As doenças mentais têm causas multifatoriais, biológicas, psicológicas e sociais. No caso dos futebolistas, os cientistas juntam à lista mais dois fatores à tipologia do risco: os específicos do desporto, e os relacionados com a carreira. E identificam 640 stressores específicos que potencialmente afetam a saúde mental dos futebolistas durante e na transição da carreira, que agrupam nas categorias (1) liderança e questões pessoais (adversidade do treinador, conflitos com o treinador, lidar com os media e adeptos, etc.; (2) logística e ambiente; e (3) cultura e equipa (adversidade dos colegas, falta de apoio da equipa, má comunicação, etc.). Voltando a Cristiano Ronaldo, conseguem ligar os pontos?

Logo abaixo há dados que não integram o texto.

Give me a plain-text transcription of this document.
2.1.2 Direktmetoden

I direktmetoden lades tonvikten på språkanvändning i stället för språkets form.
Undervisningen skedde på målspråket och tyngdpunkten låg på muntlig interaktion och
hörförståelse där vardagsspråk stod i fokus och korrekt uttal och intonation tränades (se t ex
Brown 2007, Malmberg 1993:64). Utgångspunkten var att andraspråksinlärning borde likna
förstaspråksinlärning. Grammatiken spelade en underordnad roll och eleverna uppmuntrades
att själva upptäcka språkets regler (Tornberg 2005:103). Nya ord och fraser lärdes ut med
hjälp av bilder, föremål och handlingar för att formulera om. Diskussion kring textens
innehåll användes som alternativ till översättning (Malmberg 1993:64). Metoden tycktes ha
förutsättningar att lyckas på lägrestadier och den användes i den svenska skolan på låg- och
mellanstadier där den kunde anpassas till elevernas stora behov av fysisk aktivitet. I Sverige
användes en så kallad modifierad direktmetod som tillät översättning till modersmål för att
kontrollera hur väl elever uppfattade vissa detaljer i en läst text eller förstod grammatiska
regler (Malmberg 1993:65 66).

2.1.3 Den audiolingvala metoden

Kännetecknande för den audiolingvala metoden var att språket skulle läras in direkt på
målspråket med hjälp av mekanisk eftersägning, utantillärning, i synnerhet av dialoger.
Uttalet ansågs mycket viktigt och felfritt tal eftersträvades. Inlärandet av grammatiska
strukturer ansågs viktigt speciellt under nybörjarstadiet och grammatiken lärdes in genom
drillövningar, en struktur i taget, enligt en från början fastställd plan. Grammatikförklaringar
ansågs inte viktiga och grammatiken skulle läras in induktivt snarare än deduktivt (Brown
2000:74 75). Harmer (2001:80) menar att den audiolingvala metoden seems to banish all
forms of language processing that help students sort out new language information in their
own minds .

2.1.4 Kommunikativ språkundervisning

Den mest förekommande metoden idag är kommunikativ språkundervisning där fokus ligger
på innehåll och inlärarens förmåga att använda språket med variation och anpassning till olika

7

Na lista dos futebolistas que “têm tudo” mas que enfrentaram problemas de saúde mental severos, encontram-se nomes “insuspeitos”. Gianluigi Buffon, o eterno guarda-redes da Juventus, relatou a depressão grave que enfrentou nos primeiros anos na baliza do clube, na sua autobiografia. Iniesta, vencedor de tudo e algo mais, enfrentava uma depressão severa quando foi campeão no Mundial de 2010, na sequência de um conjunto de lesões e da morte de um amigo próximo. Rio Ferdinand, glória do Manchester United, mergulhou na depressão quando perdeu a mulher. E Jesse Lingard, de 29 anos, falou recentemente da depressão muito grave que sofreu em 2020, quando jogava no Man United: a sua mãe foi internada, ficou com os irmãos a cargo, sofria abusos por parte dos adeptos mesmo quando marcava e tentou combater os efeitos debilitantes da depressão consumindo álcool. “Têm tudo” – até as mesmas doenças mentais que nós.

Eu não sei se Cristiano Ronaldo tem problemas de saúde mental. Apostaria que sim. Está em processo de luto – que é dos stressores mais determinantes de doença mental – e em processo de transição profissional: sem clube, sem lugar cativo na seleção, sem pleno reconhecimento a adoração. Se eu queria Ronaldo no banco? Sem dúvida, não estava a jogar grande coisa, vidrado em recordes por quebrar e na urgência de fazer um Mundial épico para confirmar o estatuto de super-herói, gratidão não marca golos e não ganha jogos. Se eu admiro muitíssimo Ronaldo, o jogador e o homem? Sempre. A sua história de vida tinha tudo para dar errado, e fez-se gigante. Mais ainda o admiro quando o vejo vulnerável, em pranto, super-humano. Como todos nós. Cada vez que achar que alguém “tem tudo”, inclua problemas e falta de saúde mental na lista de propriedade, por favor.